La intrahistoria de las
ciudades se escribe en los bares, en los parques y en los descampados
donde los enamorados se cuentan anteproyectos de sueños especiosos
que tomarán la consistencia amarga de la realidad en cuanto dejen de
besar sus cuellos y pisen el suelo de los días. Ayer, acodado en la
barra de un bar, el azar me regaló en amable sinfonía morse unos
destellos del tiempo en el que vivimos. La ocasión me brindó
coincidir con una veterinaria naturópata, un trasegado hombre de
negocios (gordo, con eccemas en la cara y la dentadura tan negra como
mi reputación) y una vidente. A esta última la había visto ya en
un canal local donde se combinan la cartomancia, la teletienda y el
porno de madrugada. Me costó saber quién era. Me sonaba la cara,
pero ella no paró de inventar situaciones posibles en las que nos
hubiéramos podido conocer hasta que la veterinaria, una vez que la
vidente se metió en el aseo, cantó. Despejado el enigma de su
procedencia, la mujer me narró que había dejado la tele por motivos
económicos, pero que seguía dando servicio en una tienda recién
abierta con la veterinaria y otra socia. “La gente me llama y me
dice cosas del tipo: cariño, se me ha caído una lata de
melocotones y mañana viajo, ¿qué hago?”,
comenta. “Que si se sienten solas; que si me gustaría casarme,
pero no me aguanta nadie; que si mi socio me debe dinero y si me lo
va a pagar pronto... Soy una psicóloga a tiempo completo. Me llaman
por teléfono: ellos obtienen sus respuestas y yo gano dinero”. Su
mejor cliente es un cura que va todas las semanas a que le eche las
cartas, lo cual me hace sospechar que las cosas del cielo también
andan cabalgando a horcajadas sobre los corceles de la confusión.
El
hombre de negocios, en un aparte, me dijo que se había arruinado
tres veces, que lo suyo era renacer continuamente. Trabajando desde
los 18, había comenzado con un bar, luego con un restaurante; más
tarde, como no, con una inmobiliaria; y, por último, tras haberse
pulido todo el parné, intentaba salir a flote con un garito de
“tapas tradicionales con un toque innovador” (la carrillada creo
que tenía dos botes de miel de la Granja San Francisco inyectados).
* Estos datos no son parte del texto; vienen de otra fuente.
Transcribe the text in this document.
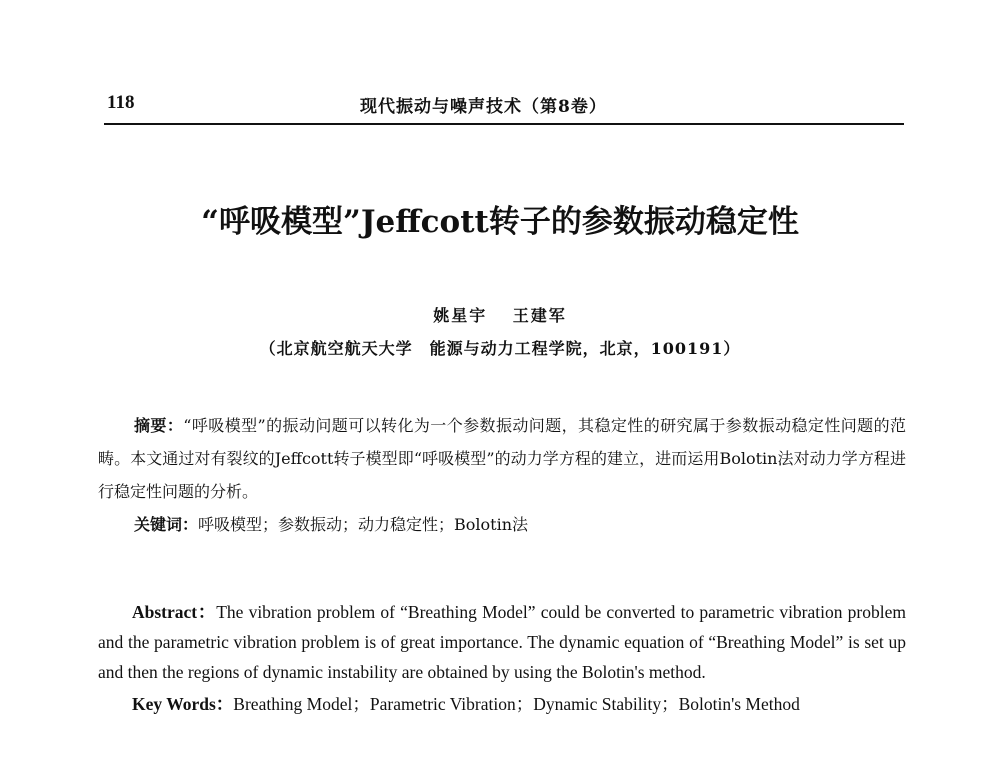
118	现代振动与噪声技术（第8卷）
“呼吸模型”Jeffcott转子的参数振动稳定性
姚星宇 王建军
（北京航空航天大学　能源与动力工程学院，北京，100191）

摘要：“呼吸模型”的振动问题可以转化为一个参数振动问题，其稳定性的研究属于参数振动稳定性问题的范畴。本文通过对有裂纹的Jeffcott转子模型即“呼吸模型”的动力学方程的建立，进而运用Bolotin法对动力学方程进行稳定性问题的分析。

关键词：呼吸模型；参数振动；动力稳定性；Bolotin法

Abstract：The vibration problem of “Breathing Model” could be converted to parametric vibration problem and the parametric vibration problem is of great importance. The dynamic equation of “Breathing Model” is set up and then the regions of dynamic instability are obtained by using the Bolotin's method.

Key Words：Breathing Model；Parametric Vibration；Dynamic Stability；Bolotin's Method
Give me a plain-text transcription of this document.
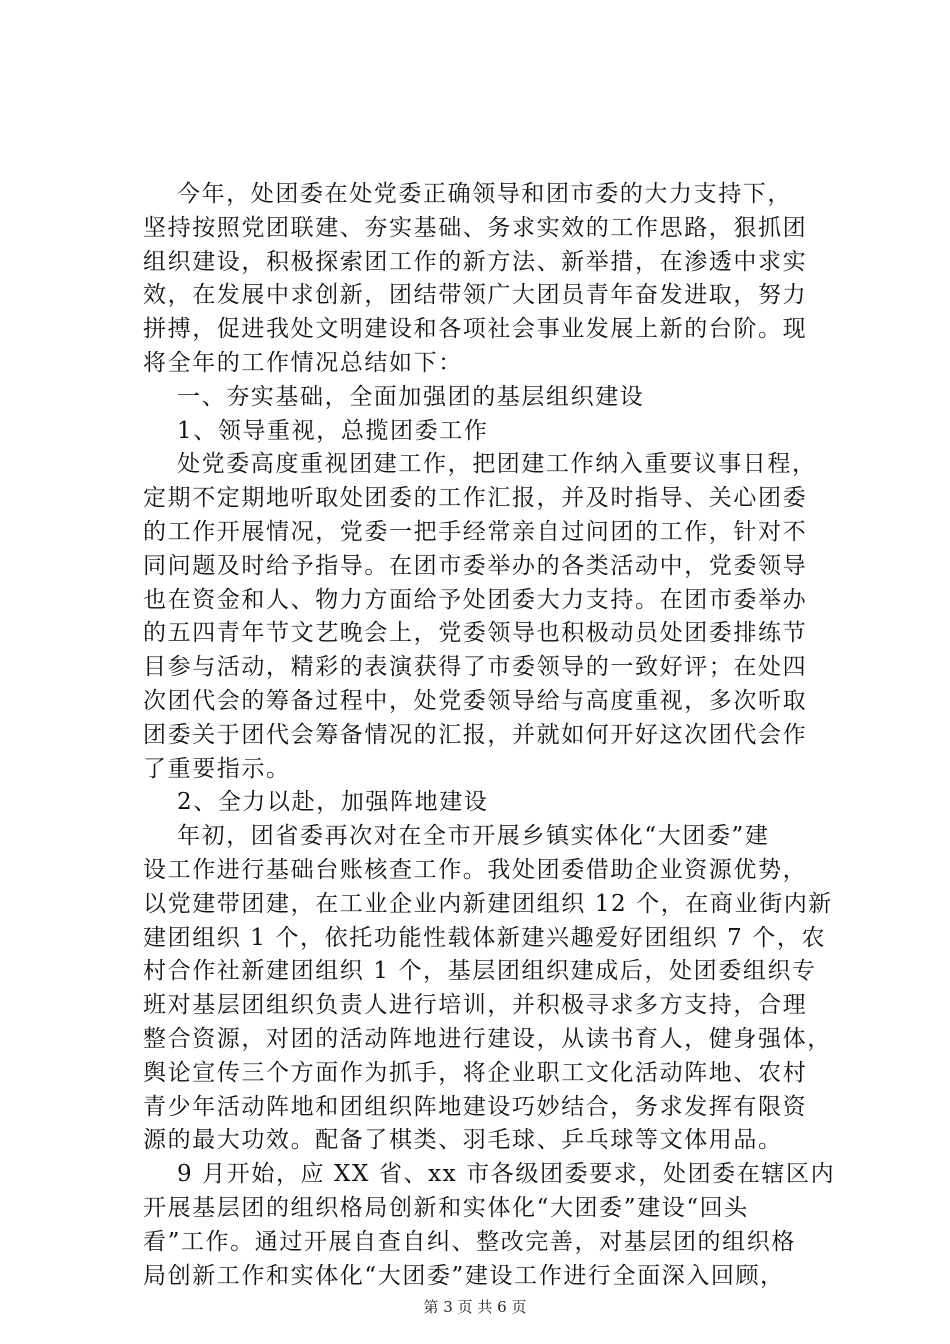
今年，处团委在处党委正确领导和团市委的大力支持下，
坚持按照党团联建、夯实基础、务求实效的工作思路，狠抓团
组织建设，积极探索团工作的新方法、新举措，在渗透中求实
效，在发展中求创新，团结带领广大团员青年奋发进取，努力
拼搏，促进我处文明建设和各项社会事业发展上新的台阶。现
将全年的工作情况总结如下：
一、夯实基础，全面加强团的基层组织建设
1、领导重视，总揽团委工作
处党委高度重视团建工作，把团建工作纳入重要议事日程，
定期不定期地听取处团委的工作汇报，并及时指导、关心团委
的工作开展情况，党委一把手经常亲自过问团的工作，针对不
同问题及时给予指导。在团市委举办的各类活动中，党委领导
也在资金和人、物力方面给予处团委大力支持。在团市委举办
的五四青年节文艺晚会上，党委领导也积极动员处团委排练节
目参与活动，精彩的表演获得了市委领导的一致好评；在处四
次团代会的筹备过程中，处党委领导给与高度重视，多次听取
团委关于团代会筹备情况的汇报，并就如何开好这次团代会作
了重要指示。
2、全力以赴，加强阵地建设
年初，团省委再次对在全市开展乡镇实体化“大团委”建
设工作进行基础台账核查工作。我处团委借助企业资源优势，
以党建带团建，在工业企业内新建团组织 12 个，在商业街内新
建团组织 1 个，依托功能性载体新建兴趣爱好团组织 7 个，农
村合作社新建团组织 1 个，基层团组织建成后，处团委组织专
班对基层团组织负责人进行培训，并积极寻求多方支持，合理
整合资源，对团的活动阵地进行建设，从读书育人，健身强体，
舆论宣传三个方面作为抓手，将企业职工文化活动阵地、农村
青少年活动阵地和团组织阵地建设巧妙结合，务求发挥有限资
源的最大功效。配备了棋类、羽毛球、乒乓球等文体用品。
9 月开始，应 XX 省、xx 市各级团委要求，处团委在辖区内
开展基层团的组织格局创新和实体化“大团委”建设“回头
看”工作。通过开展自查自纠、整改完善，对基层团的组织格
局创新工作和实体化“大团委”建设工作进行全面深入回顾，
第 3 页 共 6 页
Me sorprendió la poesía de arribista que rezumaba su final de
discurso: “tío, cuando tengo dinero pienso que podría devolver lo
que debo, pero que a la media hora tendría que volver a pedirlo
prestado, por eso no creo ni en la amistad duradera ni en la familia
ni en el amor”. Se metió en la cocina a seguir edulcorando sus
tapas de toda la vida con el azúcar mortal de la innovación
gastronómica y me dejó cavilando.
Que
la vidente y el empresario cocinero fueran hermanos me hizo zurcir
una teoría acerca de los orígenes de la mentira como necesidad para
vivir que otro día les contaré. Lo que me quedó claro es que la
moral de los mantenedores de la humanidad –entiéndase, los que nos
dan de comer y los que nos predicen el futuro– resulta
rastreramente mundana. Me volví a casa con la sensación de que lo
mejor es cocinarse uno mismo en casa y preguntarle a los peces de los
acuarios en las ciudades de provincia si pesa más el agua que les
protege que la consciencia de saberse encerrados. Un besote.